- The creation of a West-wide regional transmission organization could generate between 159,000 and 657,000 permanent jobs through 2030, as well as up to $79.2 billion in additional gross regional product per year across the 11 Western states, according to a new report.
- The report, commissioned by Advanced Energy Economy, found that every individual Western state, as well as the region as a whole, would see economic benefits from forming an RTO.
- Challenges like extreme weather, drought and rising energy costs in the West are pushing policy-makers to look at in-state and regional solutions, and “obviously the conversation around development of a Western RTO, a more integrated power system across the West, is something that continues to gain traction,” said Amisha Rai, managing director at AEE, at a media briefing Tuesday.

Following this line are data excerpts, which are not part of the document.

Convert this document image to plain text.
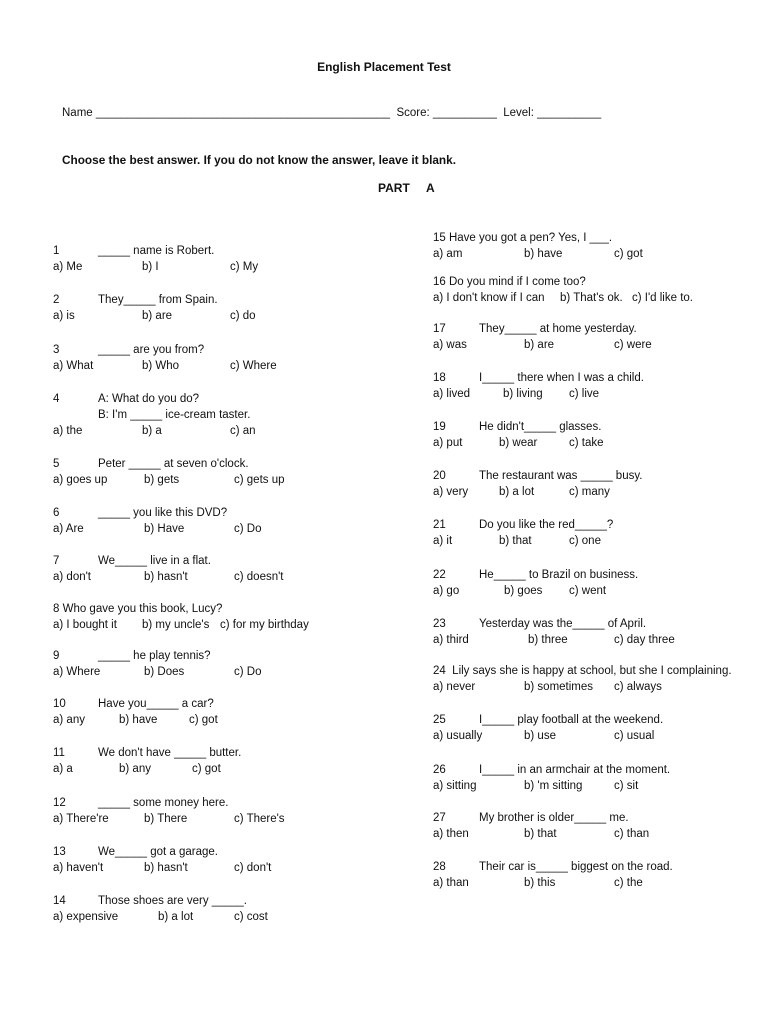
English Placement Test
Name ______________________________________________ Score: __________ Level: __________
Choose the best answer. If you do not know the answer, leave it blank.
PART     A
1	_____ name is Robert.
a) Me	b) I	c) My
2	They_____ from Spain.
a) is	b) are	c) do
3	_____ are you from?
a) What	b) Who	c) Where
4	A: What do you do?
B: I'm _____ ice-cream taster.
a) the	b) a	c) an
5	Peter _____ at seven o'clock.
a) goes up	b) gets	c) gets up
6	_____ you like this DVD?
a) Are	b) Have	c) Do
7	We_____ live in a flat.
a) don't	b) hasn't	c) doesn't
8 Who gave you this book, Lucy?
a) I bought it b) my uncle's c) for my birthday
9	_____ he play tennis?
a) Where	b) Does	c) Do
10	Have you_____ a car?
a) any	b) have	c) got
11	We don't have _____ butter.
a) a	b) any	c) got
12	_____ some money here.
a) There're	b) There	c) There's
13	We_____ got a garage.
a) haven't	b) hasn't	c) don't
14	Those shoes are very _____.
a) expensive	b) a lot	c) cost
15 Have you got a pen? Yes, I ___.
a) am	b) have	c) got
16 Do you mind if I come too?
a) I don't know if I can b) That's ok. c) I'd like to.
17	They_____ at home yesterday.
a) was	b) are	c) were
18	I_____ there when I was a child.
a) lived	b) living c) live
19	He didn't_____ glasses.
a) put	b) wear	c) take
20	The restaurant was _____ busy.
a) very	b) a lot	c) many
21	Do you like the red_____?
a) it	b) that	c) one
22	He_____ to Brazil on business.
a) go	b) goes c) went
23	Yesterday was the_____ of April.
a) third	b) three	c) day three
24  Lily says she is happy at school, but she I complaining.
a) never	b) sometimes c) always
25	I_____ play football at the weekend.
a) usually	b) use	c) usual
26	I_____ in an armchair at the moment.
a) sitting	b) 'm sitting	c) sit
27	My brother is older_____ me.
a) then	b) that	c) than
28	Their car is_____ biggest on the road.
a) than	b) this	c) the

While the California Independent System Operator currently manages a portion of the electricity grid in the West, the remaining areas include a patchwork of nearly 40 independent balancing authorities. Policymakers have been discussing the creation of a wholesale electricity market in the region for more than two decades, and organized market options in the West have in fact expanded recently, the report noted — for instance, the creation of the Western Energy Imbalance Market in 2014 has provided utilities with savings of more than $2 billion.
“The simplest way to think about [RTOs] is that they enable better and more automated sharing of generation and transmission resources across utility footprints,” explained Caitlin Liotiris, principal with Energy Strategies, which prepared the report along with Peterson & Associates.
While there have been a number of reports that outline the electricity system benefits and cost savings of a Western RTO, there has not been a lot of research looking at how those savings might flow into the broader economy, creating ripple effects like additional jobs, she added.
“This study really aims to fill that gap, looking at high-level impacts of the Western region as a whole,” Liotiris said.
The study found that a western Western RTO would generate up to 657,000 jobs through 2030 — averaging a total compensation of around $73,000 per year — as well as between $18.8 billion and $79.2 billion in gross regional product annually, which amounts to between 0.4% to 1.6% of the region’s current gross regional product. It would also result in additional tax contributions of between $619 million and $2.4 billion per year. An RTO could benefit the regional economy by lowering electricity prices and driving clean energy development, among other results, according to the report.
“I’m very excited about the economic benefits that the analysis has shown,” Mona Tierney-Lloyd, head of U.S. public policy at Enel North America. Enel has over 8 GW of renewable capacity centered mostly in organized markets, “so we see an organized market as a way of encouraging further development of renewable technologies,” she said at the briefing.
Operating so many “sub-grids” in the West leads to a lot of inefficiency, “and I think one of the highlights of this study [is that it] really shows that if we can move more rapidly to an RTO, there’s huge savings for customers. But there’s also a huge upside for new investment, new jobs, and how that ripples out to the rest of the economy,” Colorado State Sen. Chris Hansen, D, said during the briefing.